Yet from the beginning, all this has been haunted by an awareness that backlash is incoming. For art observers looking at the intense focus on identity in recent biennials, the obvious reference is the 1993 Whitney Biennial, the so-called “identity politics biennial” (in fact, the recent 2022 Whitney Biennial self-consciously returned to many of the artists from 1993). This event remains a touchstone, having surfaced a large number of non-white, queer, and feminist voices. The ’93 biennial caught the angry zeitgeist of a liberal art world at the end of 12 years of Reaganite rule, in the wake of the most intense period of the AIDS crisis and the ‘92 conflagration in L.A. (VHS footage of Rodney King being beaten by the LAPD was included in the show.)
It was a watershed. But it was also a high-water mark, signaling the inflection point after which backlash officially took the wheel.
The ’93 biennial was panned by critics. Conceptual artist Daniel J. Martinez produced a series of pins given to Whitney visitors that read “I Can’t Imagine Ever Wanting to Be White.” In Who We Be, Jeff Chang’s history of the rise and cooption of multiculturalism, he quotes Martinez on what came next: “’93 was the last shot of the war. We lost right at the moment we thought we were winning.” Coco Fusco, another star of that show, remembered recently the shift that marked the second half of the decade: “In the art world of the late ‘90s and early ‘00s there was a shift away from the moral argument about empowerment and civil rights, which was widespread in the 1980s and early ‘90s, to an emphasis on visual talent and success.”

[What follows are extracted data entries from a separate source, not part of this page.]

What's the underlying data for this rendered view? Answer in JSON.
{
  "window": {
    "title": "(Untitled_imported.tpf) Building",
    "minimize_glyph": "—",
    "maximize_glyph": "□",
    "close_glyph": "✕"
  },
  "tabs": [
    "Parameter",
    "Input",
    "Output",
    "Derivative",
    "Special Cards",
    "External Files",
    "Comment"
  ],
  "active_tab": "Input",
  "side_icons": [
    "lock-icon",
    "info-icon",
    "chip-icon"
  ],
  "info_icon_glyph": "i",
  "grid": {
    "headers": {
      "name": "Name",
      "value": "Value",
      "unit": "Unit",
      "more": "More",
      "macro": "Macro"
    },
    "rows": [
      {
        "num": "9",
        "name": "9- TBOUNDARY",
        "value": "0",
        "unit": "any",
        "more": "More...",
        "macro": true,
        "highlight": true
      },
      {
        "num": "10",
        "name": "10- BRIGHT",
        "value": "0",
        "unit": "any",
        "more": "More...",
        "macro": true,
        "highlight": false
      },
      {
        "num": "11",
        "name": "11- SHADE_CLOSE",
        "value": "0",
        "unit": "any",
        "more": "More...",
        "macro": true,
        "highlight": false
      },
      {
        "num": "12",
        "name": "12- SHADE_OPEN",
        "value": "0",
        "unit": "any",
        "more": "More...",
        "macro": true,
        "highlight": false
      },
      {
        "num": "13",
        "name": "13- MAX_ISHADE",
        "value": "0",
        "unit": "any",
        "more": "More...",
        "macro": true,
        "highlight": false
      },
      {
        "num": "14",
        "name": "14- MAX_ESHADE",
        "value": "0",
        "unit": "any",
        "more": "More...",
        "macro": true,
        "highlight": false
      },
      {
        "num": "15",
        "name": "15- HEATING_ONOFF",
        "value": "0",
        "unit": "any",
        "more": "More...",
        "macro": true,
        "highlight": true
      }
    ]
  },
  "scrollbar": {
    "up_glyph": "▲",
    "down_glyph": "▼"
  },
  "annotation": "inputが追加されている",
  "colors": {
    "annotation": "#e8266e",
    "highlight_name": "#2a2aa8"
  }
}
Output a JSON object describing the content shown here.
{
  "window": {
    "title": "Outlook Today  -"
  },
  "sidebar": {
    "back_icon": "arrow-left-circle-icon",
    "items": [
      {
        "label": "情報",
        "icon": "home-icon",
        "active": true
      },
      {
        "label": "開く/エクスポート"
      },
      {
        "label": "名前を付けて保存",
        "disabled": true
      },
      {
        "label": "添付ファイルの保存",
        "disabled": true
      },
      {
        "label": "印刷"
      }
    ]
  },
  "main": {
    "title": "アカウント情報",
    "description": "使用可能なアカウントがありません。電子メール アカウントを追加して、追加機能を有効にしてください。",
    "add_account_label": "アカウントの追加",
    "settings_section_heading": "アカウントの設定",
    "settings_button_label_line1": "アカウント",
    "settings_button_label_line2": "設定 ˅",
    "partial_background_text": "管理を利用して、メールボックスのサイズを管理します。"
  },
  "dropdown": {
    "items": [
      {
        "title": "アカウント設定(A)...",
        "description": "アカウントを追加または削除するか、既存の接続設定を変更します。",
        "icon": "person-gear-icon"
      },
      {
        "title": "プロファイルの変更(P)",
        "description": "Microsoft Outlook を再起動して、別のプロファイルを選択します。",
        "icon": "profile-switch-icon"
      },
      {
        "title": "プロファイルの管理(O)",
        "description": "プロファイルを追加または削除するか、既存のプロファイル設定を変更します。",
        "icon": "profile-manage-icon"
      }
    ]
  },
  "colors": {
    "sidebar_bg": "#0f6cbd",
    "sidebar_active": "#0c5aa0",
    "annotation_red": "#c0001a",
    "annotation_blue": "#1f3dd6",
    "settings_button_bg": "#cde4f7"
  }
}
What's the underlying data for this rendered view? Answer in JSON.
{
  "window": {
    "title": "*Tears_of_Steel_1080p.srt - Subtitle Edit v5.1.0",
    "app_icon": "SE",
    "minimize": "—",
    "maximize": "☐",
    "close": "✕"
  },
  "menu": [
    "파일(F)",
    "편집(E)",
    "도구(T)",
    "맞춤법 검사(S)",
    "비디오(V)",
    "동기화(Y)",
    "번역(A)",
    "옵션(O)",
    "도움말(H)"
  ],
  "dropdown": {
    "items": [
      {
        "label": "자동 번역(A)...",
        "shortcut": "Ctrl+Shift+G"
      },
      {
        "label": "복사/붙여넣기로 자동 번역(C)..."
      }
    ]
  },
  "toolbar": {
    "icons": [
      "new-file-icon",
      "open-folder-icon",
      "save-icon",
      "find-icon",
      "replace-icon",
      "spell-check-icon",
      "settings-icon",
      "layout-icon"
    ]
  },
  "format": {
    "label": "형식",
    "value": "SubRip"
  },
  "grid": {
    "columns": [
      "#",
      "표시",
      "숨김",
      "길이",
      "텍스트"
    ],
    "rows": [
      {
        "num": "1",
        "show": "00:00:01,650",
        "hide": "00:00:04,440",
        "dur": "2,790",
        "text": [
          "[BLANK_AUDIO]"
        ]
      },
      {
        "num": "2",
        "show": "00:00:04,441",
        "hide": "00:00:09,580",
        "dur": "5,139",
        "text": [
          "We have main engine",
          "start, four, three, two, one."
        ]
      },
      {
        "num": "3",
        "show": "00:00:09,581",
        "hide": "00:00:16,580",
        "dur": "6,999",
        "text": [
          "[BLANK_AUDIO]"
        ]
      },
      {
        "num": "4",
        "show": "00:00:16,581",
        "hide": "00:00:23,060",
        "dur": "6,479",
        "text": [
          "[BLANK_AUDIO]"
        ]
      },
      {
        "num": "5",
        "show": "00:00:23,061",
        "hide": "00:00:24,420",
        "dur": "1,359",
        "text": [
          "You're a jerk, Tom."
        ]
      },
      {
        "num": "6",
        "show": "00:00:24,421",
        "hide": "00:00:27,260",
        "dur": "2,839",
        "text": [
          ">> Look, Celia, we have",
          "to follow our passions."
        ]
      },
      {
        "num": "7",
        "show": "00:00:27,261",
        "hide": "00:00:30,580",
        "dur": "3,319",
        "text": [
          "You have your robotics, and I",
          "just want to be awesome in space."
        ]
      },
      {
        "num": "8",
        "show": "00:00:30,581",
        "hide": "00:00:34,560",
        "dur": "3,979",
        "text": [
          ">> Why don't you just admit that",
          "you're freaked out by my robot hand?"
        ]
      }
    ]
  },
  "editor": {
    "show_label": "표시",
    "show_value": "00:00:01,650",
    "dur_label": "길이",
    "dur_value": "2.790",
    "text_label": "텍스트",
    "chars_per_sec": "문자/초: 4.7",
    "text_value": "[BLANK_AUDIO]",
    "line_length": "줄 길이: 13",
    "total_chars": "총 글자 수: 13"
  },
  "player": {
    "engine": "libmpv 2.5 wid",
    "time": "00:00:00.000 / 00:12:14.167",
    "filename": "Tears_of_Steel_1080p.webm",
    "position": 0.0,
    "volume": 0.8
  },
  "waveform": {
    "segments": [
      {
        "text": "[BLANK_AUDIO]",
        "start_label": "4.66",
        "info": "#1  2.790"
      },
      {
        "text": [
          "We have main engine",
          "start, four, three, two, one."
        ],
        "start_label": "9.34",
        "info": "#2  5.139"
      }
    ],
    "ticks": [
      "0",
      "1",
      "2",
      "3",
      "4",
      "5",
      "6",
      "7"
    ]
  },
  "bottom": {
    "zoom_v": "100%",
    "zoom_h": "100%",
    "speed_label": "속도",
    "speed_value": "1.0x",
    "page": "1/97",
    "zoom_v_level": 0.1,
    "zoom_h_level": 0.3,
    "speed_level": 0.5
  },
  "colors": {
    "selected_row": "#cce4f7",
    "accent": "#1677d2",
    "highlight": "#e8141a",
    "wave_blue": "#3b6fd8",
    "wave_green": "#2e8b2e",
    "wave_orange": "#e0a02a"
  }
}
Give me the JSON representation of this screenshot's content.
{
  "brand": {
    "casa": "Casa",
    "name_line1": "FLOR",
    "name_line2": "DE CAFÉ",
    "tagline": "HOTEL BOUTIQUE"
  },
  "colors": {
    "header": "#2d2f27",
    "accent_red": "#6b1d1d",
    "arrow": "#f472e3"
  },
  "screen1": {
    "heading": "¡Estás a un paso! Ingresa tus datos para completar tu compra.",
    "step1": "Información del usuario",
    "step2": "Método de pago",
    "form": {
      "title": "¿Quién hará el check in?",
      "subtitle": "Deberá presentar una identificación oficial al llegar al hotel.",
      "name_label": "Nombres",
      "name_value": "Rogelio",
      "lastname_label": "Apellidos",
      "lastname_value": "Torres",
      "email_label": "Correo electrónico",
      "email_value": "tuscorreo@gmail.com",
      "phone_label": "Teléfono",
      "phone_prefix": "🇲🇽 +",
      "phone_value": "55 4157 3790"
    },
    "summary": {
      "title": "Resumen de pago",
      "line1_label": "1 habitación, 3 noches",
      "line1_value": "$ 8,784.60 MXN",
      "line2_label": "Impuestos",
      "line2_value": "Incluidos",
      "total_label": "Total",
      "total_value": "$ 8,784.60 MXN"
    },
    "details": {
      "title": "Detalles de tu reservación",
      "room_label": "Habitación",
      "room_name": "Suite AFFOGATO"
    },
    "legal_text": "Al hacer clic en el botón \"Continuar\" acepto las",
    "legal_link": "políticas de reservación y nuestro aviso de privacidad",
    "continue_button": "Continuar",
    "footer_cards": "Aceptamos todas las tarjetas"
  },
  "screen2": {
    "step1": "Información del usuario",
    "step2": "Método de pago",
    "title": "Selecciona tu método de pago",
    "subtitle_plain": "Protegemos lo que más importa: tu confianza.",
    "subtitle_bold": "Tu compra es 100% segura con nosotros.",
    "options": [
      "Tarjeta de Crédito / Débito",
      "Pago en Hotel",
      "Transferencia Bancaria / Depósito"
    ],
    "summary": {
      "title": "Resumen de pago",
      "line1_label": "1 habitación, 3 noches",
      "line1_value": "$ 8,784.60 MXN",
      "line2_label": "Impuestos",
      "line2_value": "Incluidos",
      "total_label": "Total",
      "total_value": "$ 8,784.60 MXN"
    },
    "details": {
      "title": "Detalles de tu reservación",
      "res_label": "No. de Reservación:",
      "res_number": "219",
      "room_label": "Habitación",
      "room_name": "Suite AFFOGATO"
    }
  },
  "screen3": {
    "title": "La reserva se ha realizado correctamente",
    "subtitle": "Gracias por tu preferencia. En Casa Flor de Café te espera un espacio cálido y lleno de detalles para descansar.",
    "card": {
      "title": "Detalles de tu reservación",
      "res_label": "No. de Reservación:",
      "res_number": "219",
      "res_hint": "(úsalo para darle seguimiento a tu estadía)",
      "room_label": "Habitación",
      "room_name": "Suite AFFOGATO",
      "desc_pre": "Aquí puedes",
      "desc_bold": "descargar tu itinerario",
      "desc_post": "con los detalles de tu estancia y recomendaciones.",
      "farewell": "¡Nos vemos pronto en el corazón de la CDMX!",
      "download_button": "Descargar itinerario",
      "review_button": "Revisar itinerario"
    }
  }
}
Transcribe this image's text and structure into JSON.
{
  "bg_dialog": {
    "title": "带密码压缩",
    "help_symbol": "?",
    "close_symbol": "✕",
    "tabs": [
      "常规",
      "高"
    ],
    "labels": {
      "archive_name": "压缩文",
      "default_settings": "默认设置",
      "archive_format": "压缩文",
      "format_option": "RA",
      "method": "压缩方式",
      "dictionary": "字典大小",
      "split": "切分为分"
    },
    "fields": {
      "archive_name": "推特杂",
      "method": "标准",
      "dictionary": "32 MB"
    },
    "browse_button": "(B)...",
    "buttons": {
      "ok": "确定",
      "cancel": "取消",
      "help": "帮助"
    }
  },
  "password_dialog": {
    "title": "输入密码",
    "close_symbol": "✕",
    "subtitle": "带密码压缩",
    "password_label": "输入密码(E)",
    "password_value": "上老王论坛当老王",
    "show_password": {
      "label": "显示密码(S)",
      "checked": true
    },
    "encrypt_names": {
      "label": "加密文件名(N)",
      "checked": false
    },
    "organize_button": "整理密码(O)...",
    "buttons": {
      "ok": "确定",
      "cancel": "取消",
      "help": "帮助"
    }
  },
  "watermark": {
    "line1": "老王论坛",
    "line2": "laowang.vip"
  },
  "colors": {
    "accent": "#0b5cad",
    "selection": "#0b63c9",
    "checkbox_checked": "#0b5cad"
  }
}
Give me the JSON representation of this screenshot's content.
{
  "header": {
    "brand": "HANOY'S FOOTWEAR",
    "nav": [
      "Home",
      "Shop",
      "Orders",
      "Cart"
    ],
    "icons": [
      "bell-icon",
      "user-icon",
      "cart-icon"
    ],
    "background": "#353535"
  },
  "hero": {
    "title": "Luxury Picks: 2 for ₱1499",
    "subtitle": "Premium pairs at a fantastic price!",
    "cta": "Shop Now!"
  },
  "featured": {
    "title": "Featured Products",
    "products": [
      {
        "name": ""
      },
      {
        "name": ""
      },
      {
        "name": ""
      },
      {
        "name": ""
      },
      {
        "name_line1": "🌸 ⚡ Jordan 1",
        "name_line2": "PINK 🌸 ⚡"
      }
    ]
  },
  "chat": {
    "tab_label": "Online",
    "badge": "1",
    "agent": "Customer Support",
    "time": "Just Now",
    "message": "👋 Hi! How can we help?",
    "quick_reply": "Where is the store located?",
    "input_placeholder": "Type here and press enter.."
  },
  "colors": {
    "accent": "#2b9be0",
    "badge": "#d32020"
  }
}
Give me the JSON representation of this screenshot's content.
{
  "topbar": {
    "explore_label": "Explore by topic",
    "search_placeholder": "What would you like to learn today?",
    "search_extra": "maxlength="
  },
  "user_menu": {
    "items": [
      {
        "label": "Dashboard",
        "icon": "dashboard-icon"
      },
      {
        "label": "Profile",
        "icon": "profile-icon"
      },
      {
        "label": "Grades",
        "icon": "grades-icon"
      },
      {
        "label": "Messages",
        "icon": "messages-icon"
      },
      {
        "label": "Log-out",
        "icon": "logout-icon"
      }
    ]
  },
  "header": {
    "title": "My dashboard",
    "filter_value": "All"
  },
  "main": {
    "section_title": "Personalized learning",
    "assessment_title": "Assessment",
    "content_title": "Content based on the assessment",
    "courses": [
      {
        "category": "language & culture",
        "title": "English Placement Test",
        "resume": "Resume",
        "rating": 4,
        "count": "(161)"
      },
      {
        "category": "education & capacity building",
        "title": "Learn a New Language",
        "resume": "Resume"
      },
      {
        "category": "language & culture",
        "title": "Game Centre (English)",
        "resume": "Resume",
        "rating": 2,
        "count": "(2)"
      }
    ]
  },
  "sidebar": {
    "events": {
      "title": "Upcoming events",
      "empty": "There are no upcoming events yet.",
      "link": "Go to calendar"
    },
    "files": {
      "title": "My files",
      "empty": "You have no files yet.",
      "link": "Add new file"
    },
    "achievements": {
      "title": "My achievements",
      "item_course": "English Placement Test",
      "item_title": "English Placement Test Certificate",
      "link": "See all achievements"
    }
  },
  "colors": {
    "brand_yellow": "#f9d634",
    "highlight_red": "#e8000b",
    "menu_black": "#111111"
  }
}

What can we learn from this moment? How is today different or the same?
An uncomfortable fact is that periods of advance tend to coincide with moments when the kinds of cultural liberals who make up the base of the art world feel that they are in crisis, politically. The spectacle of conservatives in power puts more pressure on culture, as rage at political disempowerment is channeled into gestures of cultural activism and symbolic atonement. The ’90s wave came out of the anger with Reagan and Bush, just as the recent climate grew out of reaction to Trump’s election. (There was some of this vibe under Bush II, but 9/11 and the Iraq War really defined the politics of that period in a different way.)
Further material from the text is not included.